Peristiwa yang menimpa Hariyanto (Heri Sweke) pada Kamis, 19 Maret 2026 sekitar pukul 14.30 WIB, diduga dipicu oleh persoalan pelecehan verbal terhadap seorang wanita.
Informasi yang berkembang di lapangan menyebutkan, suami dari wanita tersebut yang berinisial S tidak terima atas ucapan yang diduga menyinggung kehormatan istrinya.

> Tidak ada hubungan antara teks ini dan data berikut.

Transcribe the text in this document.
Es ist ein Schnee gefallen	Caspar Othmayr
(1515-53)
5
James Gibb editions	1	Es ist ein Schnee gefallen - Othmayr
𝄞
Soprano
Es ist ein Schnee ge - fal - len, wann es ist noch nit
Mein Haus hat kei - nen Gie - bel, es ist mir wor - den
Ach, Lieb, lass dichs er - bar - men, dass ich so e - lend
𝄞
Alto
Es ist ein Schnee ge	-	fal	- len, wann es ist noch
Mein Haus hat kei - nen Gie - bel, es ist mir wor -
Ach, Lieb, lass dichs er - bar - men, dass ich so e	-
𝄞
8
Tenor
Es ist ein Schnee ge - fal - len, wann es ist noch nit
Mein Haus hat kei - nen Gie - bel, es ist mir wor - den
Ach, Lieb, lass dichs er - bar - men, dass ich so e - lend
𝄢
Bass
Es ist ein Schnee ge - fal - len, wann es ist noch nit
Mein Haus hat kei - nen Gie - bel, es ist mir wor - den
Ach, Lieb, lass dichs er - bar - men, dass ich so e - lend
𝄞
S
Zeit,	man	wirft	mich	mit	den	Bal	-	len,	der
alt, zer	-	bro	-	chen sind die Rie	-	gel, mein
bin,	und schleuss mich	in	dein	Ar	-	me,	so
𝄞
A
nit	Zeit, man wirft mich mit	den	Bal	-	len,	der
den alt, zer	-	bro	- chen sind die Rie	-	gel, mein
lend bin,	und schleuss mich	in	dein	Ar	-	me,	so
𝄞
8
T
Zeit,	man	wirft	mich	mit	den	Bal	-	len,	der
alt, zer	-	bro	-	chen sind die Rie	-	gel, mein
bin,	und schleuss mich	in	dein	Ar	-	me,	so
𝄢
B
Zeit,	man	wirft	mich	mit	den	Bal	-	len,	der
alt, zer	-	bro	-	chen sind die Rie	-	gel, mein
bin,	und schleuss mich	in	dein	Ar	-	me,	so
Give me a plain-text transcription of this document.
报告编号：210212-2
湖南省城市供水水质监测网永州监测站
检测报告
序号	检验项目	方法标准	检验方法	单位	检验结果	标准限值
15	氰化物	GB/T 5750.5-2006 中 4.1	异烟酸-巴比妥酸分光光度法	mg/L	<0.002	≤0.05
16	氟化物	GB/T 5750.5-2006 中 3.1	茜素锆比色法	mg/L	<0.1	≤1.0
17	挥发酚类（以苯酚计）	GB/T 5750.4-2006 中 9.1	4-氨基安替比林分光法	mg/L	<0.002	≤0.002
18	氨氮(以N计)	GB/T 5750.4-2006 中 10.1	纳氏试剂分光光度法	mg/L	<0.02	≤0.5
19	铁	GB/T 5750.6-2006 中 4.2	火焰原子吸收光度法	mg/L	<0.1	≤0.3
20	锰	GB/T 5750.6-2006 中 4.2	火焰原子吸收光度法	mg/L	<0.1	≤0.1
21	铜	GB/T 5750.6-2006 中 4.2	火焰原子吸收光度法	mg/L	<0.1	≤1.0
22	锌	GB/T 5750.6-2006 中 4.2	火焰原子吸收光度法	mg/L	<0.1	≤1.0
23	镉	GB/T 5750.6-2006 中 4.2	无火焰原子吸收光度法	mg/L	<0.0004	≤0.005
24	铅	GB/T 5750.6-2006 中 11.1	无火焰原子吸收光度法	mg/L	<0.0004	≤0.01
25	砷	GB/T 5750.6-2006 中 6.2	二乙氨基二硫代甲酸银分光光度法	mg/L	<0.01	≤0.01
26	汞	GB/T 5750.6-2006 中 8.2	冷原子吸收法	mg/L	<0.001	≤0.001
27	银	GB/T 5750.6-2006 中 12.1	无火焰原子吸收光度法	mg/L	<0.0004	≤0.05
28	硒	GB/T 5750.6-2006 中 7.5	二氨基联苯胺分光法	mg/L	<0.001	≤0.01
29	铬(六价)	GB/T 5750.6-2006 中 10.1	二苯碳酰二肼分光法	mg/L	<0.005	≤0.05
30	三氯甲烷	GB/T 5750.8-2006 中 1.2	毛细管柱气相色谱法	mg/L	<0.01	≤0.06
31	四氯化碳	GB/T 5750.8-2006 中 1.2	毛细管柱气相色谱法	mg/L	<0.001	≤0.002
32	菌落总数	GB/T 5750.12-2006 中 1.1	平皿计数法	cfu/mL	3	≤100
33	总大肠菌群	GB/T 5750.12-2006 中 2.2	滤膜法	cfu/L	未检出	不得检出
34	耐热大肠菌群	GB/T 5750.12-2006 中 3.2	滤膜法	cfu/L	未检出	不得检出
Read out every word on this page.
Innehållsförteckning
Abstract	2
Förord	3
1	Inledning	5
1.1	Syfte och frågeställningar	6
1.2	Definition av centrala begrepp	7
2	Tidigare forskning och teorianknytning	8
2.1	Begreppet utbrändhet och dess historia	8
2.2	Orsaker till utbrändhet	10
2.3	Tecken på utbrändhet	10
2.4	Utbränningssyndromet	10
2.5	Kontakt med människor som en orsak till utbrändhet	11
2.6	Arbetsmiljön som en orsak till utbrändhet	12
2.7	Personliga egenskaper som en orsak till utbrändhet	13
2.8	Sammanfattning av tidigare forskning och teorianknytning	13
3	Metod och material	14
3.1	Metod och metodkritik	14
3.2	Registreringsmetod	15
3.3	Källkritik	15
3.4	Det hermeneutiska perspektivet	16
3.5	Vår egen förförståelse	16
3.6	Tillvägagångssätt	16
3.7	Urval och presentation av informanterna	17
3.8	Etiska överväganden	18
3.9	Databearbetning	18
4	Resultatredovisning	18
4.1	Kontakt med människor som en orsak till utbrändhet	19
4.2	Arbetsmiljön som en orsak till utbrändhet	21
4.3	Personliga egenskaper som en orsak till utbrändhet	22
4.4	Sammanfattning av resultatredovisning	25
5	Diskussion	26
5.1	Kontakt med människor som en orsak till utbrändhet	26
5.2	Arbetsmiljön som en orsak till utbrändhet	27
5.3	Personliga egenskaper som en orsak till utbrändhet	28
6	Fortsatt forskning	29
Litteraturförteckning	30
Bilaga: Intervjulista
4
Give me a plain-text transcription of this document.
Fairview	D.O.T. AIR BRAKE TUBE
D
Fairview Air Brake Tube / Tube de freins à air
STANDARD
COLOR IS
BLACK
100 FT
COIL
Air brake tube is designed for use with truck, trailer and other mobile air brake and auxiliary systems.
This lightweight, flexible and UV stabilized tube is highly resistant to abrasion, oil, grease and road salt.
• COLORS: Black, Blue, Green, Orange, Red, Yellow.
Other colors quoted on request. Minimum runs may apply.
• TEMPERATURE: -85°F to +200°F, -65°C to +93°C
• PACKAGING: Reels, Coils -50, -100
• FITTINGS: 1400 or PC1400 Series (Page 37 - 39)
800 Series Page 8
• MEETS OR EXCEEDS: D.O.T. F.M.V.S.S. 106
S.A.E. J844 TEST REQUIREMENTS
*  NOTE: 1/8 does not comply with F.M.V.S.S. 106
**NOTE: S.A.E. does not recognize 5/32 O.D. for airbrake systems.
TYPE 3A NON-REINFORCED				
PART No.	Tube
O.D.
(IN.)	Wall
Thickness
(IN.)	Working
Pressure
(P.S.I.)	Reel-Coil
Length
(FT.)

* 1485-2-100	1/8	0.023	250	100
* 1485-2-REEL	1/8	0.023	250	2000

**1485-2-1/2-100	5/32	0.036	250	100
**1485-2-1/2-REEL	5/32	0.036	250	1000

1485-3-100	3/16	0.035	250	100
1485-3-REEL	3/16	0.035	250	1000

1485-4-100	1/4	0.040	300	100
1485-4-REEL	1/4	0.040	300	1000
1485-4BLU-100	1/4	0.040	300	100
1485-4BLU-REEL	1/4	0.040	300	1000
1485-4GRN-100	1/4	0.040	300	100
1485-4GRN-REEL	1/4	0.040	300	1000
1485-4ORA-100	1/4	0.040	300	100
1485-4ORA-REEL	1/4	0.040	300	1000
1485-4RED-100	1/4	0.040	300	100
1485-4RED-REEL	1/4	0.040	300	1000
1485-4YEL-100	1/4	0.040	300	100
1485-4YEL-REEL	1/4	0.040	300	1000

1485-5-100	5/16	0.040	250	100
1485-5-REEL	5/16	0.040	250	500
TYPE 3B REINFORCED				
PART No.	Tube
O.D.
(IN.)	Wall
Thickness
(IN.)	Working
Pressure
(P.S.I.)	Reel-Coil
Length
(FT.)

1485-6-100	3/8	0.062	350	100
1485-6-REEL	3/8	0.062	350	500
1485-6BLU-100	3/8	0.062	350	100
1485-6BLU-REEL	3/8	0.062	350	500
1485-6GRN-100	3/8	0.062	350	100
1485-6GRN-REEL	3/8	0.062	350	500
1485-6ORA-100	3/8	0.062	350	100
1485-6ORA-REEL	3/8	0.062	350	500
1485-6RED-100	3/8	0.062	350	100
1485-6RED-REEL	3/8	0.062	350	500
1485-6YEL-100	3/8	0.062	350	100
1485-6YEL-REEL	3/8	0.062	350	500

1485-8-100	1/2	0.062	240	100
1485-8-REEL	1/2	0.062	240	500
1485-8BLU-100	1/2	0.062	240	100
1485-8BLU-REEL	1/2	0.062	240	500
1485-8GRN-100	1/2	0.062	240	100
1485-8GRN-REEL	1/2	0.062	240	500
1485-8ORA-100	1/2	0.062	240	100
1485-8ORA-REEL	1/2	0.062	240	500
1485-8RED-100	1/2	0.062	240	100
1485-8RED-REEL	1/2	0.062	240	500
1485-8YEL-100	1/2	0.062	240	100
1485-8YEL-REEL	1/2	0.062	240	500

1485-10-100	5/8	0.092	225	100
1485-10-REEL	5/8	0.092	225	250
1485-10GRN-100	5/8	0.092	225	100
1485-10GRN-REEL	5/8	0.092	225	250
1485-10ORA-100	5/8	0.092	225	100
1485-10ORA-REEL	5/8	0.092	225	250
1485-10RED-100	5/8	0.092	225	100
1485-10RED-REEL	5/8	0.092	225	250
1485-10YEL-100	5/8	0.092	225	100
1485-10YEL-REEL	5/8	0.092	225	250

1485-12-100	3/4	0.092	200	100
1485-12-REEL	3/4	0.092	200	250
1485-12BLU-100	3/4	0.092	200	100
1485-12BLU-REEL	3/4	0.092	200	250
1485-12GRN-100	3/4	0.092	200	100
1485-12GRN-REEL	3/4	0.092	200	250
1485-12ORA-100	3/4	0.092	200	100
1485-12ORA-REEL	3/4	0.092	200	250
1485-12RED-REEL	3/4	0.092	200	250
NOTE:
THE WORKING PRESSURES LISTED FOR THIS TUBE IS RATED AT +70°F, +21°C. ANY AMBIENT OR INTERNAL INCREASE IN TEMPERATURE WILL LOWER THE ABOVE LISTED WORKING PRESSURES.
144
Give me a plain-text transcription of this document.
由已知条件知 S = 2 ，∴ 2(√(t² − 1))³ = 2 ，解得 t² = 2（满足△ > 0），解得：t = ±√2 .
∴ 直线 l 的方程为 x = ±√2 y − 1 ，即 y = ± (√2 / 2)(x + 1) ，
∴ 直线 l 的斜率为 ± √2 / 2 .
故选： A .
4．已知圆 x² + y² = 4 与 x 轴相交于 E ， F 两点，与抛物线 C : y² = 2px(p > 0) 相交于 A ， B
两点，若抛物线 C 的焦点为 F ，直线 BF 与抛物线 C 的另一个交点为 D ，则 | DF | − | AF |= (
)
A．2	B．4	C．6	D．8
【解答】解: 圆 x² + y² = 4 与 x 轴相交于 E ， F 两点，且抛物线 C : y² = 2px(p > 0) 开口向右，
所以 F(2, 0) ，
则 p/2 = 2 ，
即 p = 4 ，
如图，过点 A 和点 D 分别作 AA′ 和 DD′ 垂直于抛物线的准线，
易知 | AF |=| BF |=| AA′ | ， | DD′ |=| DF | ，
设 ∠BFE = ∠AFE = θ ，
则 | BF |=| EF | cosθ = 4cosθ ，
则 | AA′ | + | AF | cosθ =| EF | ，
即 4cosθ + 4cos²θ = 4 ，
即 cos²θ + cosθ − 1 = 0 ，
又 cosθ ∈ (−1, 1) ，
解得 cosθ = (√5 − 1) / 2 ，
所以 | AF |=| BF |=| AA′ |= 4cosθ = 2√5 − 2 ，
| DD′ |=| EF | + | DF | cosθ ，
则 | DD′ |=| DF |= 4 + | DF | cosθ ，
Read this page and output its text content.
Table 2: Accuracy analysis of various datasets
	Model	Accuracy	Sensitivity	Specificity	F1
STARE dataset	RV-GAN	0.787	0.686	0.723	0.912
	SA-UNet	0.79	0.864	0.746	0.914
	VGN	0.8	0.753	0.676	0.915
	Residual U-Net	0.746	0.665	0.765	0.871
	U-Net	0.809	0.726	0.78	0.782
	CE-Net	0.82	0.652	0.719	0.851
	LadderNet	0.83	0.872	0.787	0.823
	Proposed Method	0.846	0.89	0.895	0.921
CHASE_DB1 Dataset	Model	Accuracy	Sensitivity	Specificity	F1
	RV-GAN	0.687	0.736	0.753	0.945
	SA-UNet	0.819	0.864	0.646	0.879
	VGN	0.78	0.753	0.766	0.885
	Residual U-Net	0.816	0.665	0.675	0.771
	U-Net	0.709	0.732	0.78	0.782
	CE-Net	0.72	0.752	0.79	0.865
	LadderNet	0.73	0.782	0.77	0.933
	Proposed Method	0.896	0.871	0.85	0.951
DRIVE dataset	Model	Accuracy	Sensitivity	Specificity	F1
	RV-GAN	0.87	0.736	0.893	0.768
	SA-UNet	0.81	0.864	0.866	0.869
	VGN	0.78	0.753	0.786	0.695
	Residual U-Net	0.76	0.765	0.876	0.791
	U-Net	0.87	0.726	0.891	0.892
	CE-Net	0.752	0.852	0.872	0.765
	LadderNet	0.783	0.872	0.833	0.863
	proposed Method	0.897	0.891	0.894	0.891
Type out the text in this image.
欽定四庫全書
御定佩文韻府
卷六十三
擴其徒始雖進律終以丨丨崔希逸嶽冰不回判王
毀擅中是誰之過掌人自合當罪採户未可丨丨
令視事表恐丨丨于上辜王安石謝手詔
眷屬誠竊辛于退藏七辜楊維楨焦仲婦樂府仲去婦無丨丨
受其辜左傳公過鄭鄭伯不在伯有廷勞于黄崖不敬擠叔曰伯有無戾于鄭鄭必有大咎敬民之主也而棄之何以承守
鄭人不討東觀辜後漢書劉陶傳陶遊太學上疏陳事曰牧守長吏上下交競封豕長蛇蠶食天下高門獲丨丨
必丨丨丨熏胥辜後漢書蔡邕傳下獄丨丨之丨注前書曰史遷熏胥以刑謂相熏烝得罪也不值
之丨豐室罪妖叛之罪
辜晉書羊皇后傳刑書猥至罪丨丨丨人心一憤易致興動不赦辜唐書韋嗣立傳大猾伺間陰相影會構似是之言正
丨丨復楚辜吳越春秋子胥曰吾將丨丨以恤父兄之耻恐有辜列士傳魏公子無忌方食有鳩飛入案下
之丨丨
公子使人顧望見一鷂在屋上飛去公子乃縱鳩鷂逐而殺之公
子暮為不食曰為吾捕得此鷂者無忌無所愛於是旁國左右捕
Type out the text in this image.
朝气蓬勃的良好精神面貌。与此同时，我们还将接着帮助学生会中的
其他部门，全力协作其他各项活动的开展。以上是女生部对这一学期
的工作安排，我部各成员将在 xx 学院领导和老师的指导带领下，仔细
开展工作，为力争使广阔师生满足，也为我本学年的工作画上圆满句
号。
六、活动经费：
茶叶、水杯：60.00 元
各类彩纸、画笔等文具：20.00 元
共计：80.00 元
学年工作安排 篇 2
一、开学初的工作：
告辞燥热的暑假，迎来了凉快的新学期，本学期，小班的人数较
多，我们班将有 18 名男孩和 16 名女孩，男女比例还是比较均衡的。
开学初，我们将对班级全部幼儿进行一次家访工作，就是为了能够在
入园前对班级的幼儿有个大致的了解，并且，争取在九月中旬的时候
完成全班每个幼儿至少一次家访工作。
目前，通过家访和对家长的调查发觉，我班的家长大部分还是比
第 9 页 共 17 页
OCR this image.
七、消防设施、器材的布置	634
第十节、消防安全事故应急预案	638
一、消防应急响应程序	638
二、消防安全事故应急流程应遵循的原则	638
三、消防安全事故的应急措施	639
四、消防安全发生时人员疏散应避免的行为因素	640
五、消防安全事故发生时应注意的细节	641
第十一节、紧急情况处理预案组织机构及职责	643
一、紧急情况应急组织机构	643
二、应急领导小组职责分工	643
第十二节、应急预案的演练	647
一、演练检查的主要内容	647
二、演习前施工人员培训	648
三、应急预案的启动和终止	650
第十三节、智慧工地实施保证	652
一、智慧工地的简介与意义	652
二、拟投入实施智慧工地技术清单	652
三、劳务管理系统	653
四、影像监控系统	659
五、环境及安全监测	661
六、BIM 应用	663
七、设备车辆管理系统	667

Namun, reaksi yang diambil justru berujung pada tindakan penganiayaan terhadap korban di dalam rumahnya sendiri.
Fakta bahwa peristiwa ini terjadi di ruang privat menambah bobot persoalan.
Rumah yang seharusnya menjadi tempat aman, justru berubah menjadi lokasi kekerasan.
Hal ini memicu keresahan warga dan menimbulkan pertanyaan besar soal jaminan keamanan di lingkungan tersebut.
Korban telah menjalani visum sebagai bukti medis dan melaporkan kejadian ini ke Polres Grobogan pada 20 Maret 2026.
Namun, publik kini menunggu langkah nyata aparat, bukan sekadar proses administratif semata.
Secara hukum, dugaan penganiayaan ini dapat dijerat dengan Kitab Undang-Undang Hukum Pidana (KUHP) Pasal 351.
Sementara dugaan pelecehan verbal juga seharusnya ditangani melalui jalur hukum, bukan dibalas dengan kekerasan.
Opini yang berkembang di masyarakat semakin menguat, bahwa kasus ini tidak boleh berhenti pada satu sisi saja.
Aparat diminta mengusut secara menyeluruh—baik dugaan pelecehan verbal maupun tindakan penganiayaan—agar tidak menimbulkan persepsi tebang pilih dalam penegakan hukum.
Jika tidak ditangani secara tegas dan transparan, dikhawatirkan kasus ini dapat memicu konflik sosial yang lebih luas di tengah masyarakat.
Emosi, harga diri, dan rasa keadilan yang tidak terpenuhi seringkali menjadi pemicu konflik lanjutan.
Masyarakat Tambak Selo kini menaruh harapan besar agar aparat penegak hukum benar-benar hadir sebagai penengah yang adil.
Hukum harus ditegakkan tanpa pandang bulu, dan setiap pihak yang terbukti bersalah wajib mempertanggungjawab
kaan perbuatannya.
Kasus ini menjadi pengingat keras: ketika hukum tidak segera ditegakkan, maka potensi konflik di tengah masyarakat akan semakin membesar.